WearCheck condition monitoring specialist company, WearCheck, takes a look at a very special class of additives that is gaining importance as the technical demands placed on lubricants continue to grow at an ever-increasing rate – Viscosity Index Improvers (VIIs).

What are they?Polymers and copolymers of methacrylates, butadiene olefins and alkylated styrenes.  
What do they do?Reduce the rate of viscosity change with temperature.  
How do they do it?Polymers expand with increasing temperature to counteract oil thinning; and contract with decreasing temperature to counteract oil thickening.  

Technical manager for WearCheck, Steven Lumley, explains, ‘VIIs are large-polymer additives that partially prevent the oil from thinning out (losing viscosity) as operating temperatures increase.

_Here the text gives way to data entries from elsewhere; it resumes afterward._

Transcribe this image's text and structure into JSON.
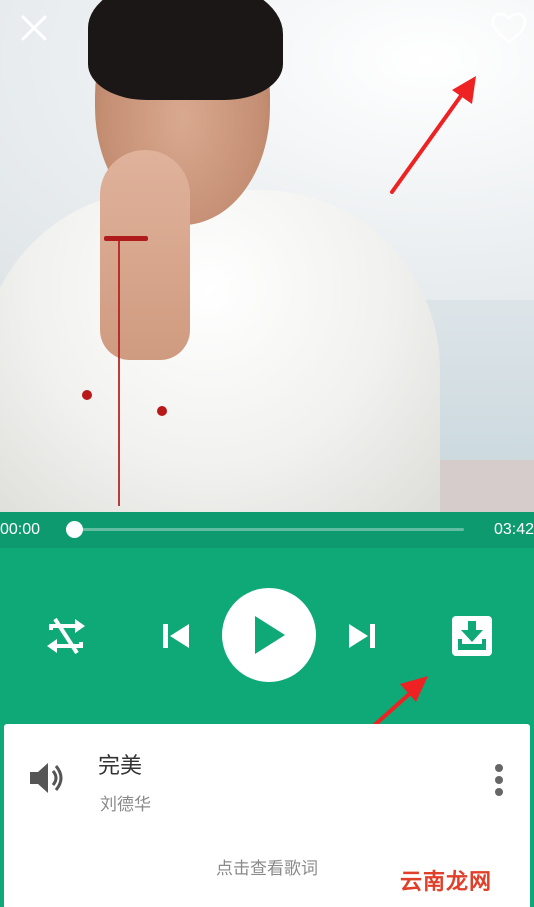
{
  "player": {
    "current_time": "00:00",
    "total_time": "03:42",
    "progress": 0.0,
    "accent_color": "#0fa877"
  },
  "top_bar": {
    "close_icon": "close-icon",
    "favorite_icon": "heart-outline-icon"
  },
  "controls": {
    "repeat_icon": "repeat-off-icon",
    "prev_icon": "skip-previous-icon",
    "play_icon": "play-icon",
    "next_icon": "skip-next-icon",
    "download_icon": "download-icon"
  },
  "track": {
    "title": "完美",
    "artist": "刘德华",
    "lyrics_hint": "点击查看歌词",
    "speaker_icon": "volume-icon",
    "more_icon": "more-vertical-icon"
  },
  "watermark": "云南龙网",
  "annotations": {
    "arrow_color": "#ee2222"
  }
}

They are also responsible for better oil flow at low temperatures, resulting in reduced wear and improved fuel economy.   

‘To visualise how a VII additive functions, think of the VII as an octopus that stays coiled up in a ball at low temperatures and has very little effect on the oil’s viscosity.

‘Then, as the temperature rises, the additive (or octopus) expands or extends its tentacles, making it larger, and preventing the oil from thinning out too much at high temperatures.

‘VIIs are used in multi-grade engine oils, automatic transmission fluids, power-steering fluids, gear oils, and certain hydraulic fluids. By far, the most common application is for passenger cars and heavy-duty trucks in on-highway and off-highway applications. Over 80% of all VIIs sold in the lubricant market globally are used in these applications.

‘Unfortunately, VIIs do have a couple of negative attributes.  The additives are large (high molecular weight) polymers, which makes them susceptible to being cleaved into small pieces due to shearing forces experienced in certain mechanical environments e.g., gears are notoriously hard on VII additives. Permanent shearing of the VI-improver additive can cause significant viscosity losses. 

‘A second type of viscosity loss occurs due to high shearing forces in the load zone of frictional surfaces e.g., in journal bearings. The VII loses its shape or uniform orientation and therefore loses some of its thickening ability. When this happens, the viscosity of the oil temporarily drops within the load zone, but rebounds to its normal ‘viscosity after it leaves the load zone. 

Higher-molecular-weight VIIs make better thickeners, but tend to have less resistance to mechanical shear. Lower-molecular-weight VIIs are more shear resistant, but do not improve viscosity as effectively at higher temperatures and, therefore, need be used in larger quantities.

‘There are several different types of VII additives, but not all are equal.  High-quality VIIs are less susceptible to permanent shear loss than low-cost, low-quality VIIs. It is for this reason that the polymer(s) selected is/are vital to the effectiveness of VII additive and over-all performance of the lubricant at varying operating temperatures. This is especially true of high-temperature, high-shear (HTHS) applications. ‘Equipment tolerances, along with increased complexity and performance expectations create an environment of increased stress for the lubricant to operate in due to higher shear forces, higher operating temperatures, increased pressures etc. ‘Selecting the optimal VII for use in these environments is increasingly important, as formulators search for ways to minimise HTHS viscosity at higher temperatures to improve fuel economy. 

‘As equipment manufacturers continue to move to both low-viscosity grades and lower (HTHS) lubricants, market demand for this additive is set to increase.’